Average U.S. Mortgage Rates Decline after Rising for two Consecutive Weeks

The average mortgage interest rates in the U.S. fell after rising for two consecutive weeks with fixed rates declining lower than the figures recorded at the same time last year, according to Freddie Mac - the government-backed lending giant's weekly survey.

The survey revealed that the average 30-year-fixed mortgage rates were down to 4.14 percent this week after it rose to 4.17 percent last week. Last year, the rate was 4.46 percent at the same time.

The average 15-year-fixed mortgage rates also fell to 3.22 percent from last week's 3.30 percent. It averaged 3.50 percent at the same time last year.

The five-year adjustable mortgage rate averaged 2.98 percent, down from last week's 3.00 percent. The rate was 3.08 percent a year ago. The average one-year treasury-indexed adjustable mortgage rate also went down 0.4 points to 2.40 percent, down from last week's 2.41 percent, which was unchanged from the previous week.

Experts attribute the fall to the weak Gross Domestic Product data that was released by the U.S. Bureau of Economic Analysis Wednesday.

"Mortgage rates were down following the release of first quarter real GDP final estimate, which fell at a 2.9 percent annualized rate, a steeper than expected decline and the worst reading since the first quarter of 2009," Frank Nothaft, chief economist and vice president at Freddie Mac, said in a statement.

He added that the slowdown in home prices could also have triggered the mortgage rate slump.

"Also, the seasonally-adjusted S&P/Case-Shiller 20-city home price index [PDF] was up only 0.2 percent in April from the previous month. On a year-over-year basis, prices remained strong in April up 10.8 percent, but slower than the 12.3 percent in March."

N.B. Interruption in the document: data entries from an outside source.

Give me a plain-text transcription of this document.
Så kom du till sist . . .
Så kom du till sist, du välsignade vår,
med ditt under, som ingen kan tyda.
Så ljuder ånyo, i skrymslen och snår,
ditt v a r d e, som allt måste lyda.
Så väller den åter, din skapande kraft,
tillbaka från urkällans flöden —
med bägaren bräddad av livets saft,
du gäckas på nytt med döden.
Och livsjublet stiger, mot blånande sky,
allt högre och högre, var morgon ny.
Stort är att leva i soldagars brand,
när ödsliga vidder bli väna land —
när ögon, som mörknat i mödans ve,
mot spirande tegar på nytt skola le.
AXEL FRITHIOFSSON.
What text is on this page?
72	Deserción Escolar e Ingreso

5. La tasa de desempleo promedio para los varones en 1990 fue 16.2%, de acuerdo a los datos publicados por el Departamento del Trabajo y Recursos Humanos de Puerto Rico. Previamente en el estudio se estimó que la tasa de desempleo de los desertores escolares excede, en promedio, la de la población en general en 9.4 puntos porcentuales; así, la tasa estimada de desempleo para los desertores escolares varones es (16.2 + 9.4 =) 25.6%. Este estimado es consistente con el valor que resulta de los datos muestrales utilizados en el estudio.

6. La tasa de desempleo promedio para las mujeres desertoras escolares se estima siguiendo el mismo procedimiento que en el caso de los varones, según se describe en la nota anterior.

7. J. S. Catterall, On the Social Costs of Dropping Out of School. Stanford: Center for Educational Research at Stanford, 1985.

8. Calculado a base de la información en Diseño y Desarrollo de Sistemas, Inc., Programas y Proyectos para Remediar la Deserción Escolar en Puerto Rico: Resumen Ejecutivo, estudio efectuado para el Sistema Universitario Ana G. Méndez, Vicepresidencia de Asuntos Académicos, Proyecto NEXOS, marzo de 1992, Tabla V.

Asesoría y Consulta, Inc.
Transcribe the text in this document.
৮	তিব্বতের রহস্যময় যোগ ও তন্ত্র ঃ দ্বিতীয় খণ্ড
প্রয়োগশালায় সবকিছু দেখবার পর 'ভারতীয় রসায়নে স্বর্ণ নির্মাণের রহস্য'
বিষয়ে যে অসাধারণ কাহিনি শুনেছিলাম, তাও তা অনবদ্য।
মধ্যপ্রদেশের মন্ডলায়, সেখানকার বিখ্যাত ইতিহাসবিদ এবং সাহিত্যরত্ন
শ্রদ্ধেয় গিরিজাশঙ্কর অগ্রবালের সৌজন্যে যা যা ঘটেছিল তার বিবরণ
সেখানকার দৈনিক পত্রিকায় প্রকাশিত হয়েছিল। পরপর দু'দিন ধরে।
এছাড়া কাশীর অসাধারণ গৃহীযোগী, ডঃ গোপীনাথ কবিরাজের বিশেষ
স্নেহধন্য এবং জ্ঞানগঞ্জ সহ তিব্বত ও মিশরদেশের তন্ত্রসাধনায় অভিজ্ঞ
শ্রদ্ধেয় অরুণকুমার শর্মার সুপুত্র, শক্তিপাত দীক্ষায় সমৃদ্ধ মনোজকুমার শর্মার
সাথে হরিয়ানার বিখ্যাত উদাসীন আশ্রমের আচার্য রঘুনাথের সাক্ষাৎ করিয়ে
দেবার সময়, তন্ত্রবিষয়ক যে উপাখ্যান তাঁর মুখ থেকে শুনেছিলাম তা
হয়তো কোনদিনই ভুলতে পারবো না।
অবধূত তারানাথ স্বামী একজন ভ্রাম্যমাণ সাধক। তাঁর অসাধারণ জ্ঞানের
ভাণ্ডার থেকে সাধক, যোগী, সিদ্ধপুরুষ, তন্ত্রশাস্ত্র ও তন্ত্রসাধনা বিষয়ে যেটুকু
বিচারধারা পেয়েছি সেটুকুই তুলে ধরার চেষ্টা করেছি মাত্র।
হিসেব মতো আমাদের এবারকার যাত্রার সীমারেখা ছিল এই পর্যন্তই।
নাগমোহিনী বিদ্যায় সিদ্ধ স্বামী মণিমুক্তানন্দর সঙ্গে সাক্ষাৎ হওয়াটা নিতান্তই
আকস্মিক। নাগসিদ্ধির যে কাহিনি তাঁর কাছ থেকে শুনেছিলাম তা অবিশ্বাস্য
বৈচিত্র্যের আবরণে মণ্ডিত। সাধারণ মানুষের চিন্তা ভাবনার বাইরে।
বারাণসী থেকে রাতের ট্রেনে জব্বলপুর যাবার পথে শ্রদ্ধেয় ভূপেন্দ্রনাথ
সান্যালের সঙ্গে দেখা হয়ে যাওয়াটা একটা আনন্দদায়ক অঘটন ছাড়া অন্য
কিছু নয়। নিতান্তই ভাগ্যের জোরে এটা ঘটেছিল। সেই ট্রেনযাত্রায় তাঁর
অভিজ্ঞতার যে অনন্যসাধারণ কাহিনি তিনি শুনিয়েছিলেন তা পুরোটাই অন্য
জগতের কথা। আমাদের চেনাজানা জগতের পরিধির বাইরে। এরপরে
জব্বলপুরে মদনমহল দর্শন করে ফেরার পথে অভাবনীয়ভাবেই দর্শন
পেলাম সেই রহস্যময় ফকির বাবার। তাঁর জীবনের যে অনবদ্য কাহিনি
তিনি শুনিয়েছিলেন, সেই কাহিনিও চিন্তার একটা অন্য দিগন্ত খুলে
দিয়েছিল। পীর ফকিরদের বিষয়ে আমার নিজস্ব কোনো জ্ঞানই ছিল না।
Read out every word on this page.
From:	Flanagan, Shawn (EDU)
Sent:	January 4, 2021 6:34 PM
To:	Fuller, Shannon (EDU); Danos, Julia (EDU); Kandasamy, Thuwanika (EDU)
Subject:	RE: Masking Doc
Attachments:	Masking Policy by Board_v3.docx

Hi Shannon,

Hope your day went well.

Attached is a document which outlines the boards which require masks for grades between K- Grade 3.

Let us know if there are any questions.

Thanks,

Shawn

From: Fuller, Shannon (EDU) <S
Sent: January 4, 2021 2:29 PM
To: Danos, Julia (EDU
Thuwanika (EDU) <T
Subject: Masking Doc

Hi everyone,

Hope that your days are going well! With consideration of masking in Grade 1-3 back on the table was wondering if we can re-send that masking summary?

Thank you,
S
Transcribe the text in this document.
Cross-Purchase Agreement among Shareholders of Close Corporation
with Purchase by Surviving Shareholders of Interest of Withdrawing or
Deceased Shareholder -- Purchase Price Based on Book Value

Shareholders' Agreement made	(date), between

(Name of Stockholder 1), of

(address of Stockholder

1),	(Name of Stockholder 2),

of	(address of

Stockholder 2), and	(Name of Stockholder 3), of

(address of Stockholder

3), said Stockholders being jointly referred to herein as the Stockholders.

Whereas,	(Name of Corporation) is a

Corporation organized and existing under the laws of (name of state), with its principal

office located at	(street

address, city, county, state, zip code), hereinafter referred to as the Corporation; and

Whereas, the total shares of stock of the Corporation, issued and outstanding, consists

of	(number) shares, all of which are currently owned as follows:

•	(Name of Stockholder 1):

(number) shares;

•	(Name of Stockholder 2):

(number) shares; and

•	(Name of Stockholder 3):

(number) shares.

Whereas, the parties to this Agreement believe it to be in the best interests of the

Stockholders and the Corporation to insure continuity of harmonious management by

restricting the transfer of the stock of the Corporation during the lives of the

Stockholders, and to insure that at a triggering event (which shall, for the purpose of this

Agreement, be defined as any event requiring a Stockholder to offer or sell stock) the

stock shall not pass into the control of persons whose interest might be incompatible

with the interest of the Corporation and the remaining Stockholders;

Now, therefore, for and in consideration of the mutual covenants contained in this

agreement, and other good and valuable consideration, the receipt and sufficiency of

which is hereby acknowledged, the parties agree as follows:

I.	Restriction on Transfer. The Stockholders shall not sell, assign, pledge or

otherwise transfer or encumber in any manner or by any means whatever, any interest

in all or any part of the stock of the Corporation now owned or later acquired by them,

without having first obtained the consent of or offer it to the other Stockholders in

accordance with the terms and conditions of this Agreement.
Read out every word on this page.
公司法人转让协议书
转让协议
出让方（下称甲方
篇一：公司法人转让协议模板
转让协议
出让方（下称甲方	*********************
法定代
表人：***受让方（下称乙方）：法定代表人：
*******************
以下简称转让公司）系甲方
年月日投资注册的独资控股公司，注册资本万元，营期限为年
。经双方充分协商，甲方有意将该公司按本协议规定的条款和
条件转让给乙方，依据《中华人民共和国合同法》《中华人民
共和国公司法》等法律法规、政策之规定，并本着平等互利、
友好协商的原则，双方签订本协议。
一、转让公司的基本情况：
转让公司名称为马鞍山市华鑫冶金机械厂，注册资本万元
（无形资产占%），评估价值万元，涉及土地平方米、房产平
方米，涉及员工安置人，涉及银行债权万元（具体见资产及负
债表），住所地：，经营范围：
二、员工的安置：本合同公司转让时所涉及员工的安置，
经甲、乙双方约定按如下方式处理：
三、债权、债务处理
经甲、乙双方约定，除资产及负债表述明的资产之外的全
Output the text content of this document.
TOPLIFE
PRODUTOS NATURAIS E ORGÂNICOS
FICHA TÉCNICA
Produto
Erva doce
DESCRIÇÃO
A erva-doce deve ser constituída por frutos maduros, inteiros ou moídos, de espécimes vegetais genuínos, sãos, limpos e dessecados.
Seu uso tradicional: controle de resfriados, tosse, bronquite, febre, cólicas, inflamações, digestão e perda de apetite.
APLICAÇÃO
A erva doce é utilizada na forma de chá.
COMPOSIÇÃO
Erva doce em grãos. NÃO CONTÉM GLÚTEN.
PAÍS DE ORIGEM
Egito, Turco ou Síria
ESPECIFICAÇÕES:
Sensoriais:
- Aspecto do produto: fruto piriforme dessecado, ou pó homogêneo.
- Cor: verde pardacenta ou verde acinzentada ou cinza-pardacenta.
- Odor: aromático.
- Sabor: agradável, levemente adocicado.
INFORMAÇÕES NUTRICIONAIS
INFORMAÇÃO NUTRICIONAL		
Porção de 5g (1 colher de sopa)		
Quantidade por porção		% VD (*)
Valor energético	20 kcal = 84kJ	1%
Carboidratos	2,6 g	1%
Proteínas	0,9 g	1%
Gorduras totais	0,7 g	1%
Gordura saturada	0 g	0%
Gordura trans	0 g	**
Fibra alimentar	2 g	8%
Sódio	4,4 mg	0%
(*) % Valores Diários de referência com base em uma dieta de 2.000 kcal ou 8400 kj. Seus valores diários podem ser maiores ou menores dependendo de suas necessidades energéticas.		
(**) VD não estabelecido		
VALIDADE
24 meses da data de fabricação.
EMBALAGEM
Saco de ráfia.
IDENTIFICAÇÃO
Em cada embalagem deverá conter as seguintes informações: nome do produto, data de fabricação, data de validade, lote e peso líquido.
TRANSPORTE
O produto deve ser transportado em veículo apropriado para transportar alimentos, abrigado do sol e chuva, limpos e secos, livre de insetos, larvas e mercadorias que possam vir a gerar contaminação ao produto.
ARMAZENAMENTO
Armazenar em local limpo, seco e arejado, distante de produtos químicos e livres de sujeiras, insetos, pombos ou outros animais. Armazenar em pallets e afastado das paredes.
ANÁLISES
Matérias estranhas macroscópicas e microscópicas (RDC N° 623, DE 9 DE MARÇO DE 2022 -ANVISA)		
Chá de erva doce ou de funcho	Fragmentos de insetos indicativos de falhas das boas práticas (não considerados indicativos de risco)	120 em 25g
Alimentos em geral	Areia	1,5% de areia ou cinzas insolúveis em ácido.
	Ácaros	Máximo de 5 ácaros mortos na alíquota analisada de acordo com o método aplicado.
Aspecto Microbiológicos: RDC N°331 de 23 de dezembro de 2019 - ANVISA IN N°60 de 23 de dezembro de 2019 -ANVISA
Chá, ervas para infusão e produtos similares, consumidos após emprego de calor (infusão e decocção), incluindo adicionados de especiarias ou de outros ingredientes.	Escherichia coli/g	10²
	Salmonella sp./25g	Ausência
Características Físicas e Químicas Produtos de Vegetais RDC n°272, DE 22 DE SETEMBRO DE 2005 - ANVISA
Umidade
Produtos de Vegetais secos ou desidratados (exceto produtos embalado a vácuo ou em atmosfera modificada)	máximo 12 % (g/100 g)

Home mortgage applications also dropped 1 percent in the week ended June 20, the second successive decline after a sharp 9.2 percent fall in the previous week, according to the seasonally adjusted index provided by the Mortgage Banking Association.

Freddie Mac analysts recently released a report that claimed the housing recovery has some catching up to do and is coming back. Although the growth is slow and "choppy" - as most experts would call it - the economy and the housing market are both recovering.

Wednesday's GDP data triggered alarm among markets and investors. But economists assert that the data is no reason to fret.

"Despite the awful start to the year, the U.S. economy is nowhere close to recession," Sal Guatieri, senior economist for BMO Capital Markets, told CNN Money.

"The larger contraction in GDP in the first quarter is not a sign that the U.S. is suffering from a fundamental slowdown -- it was still largely due to the extreme weather," Paul Dales, senior economist with Capital Economics explained.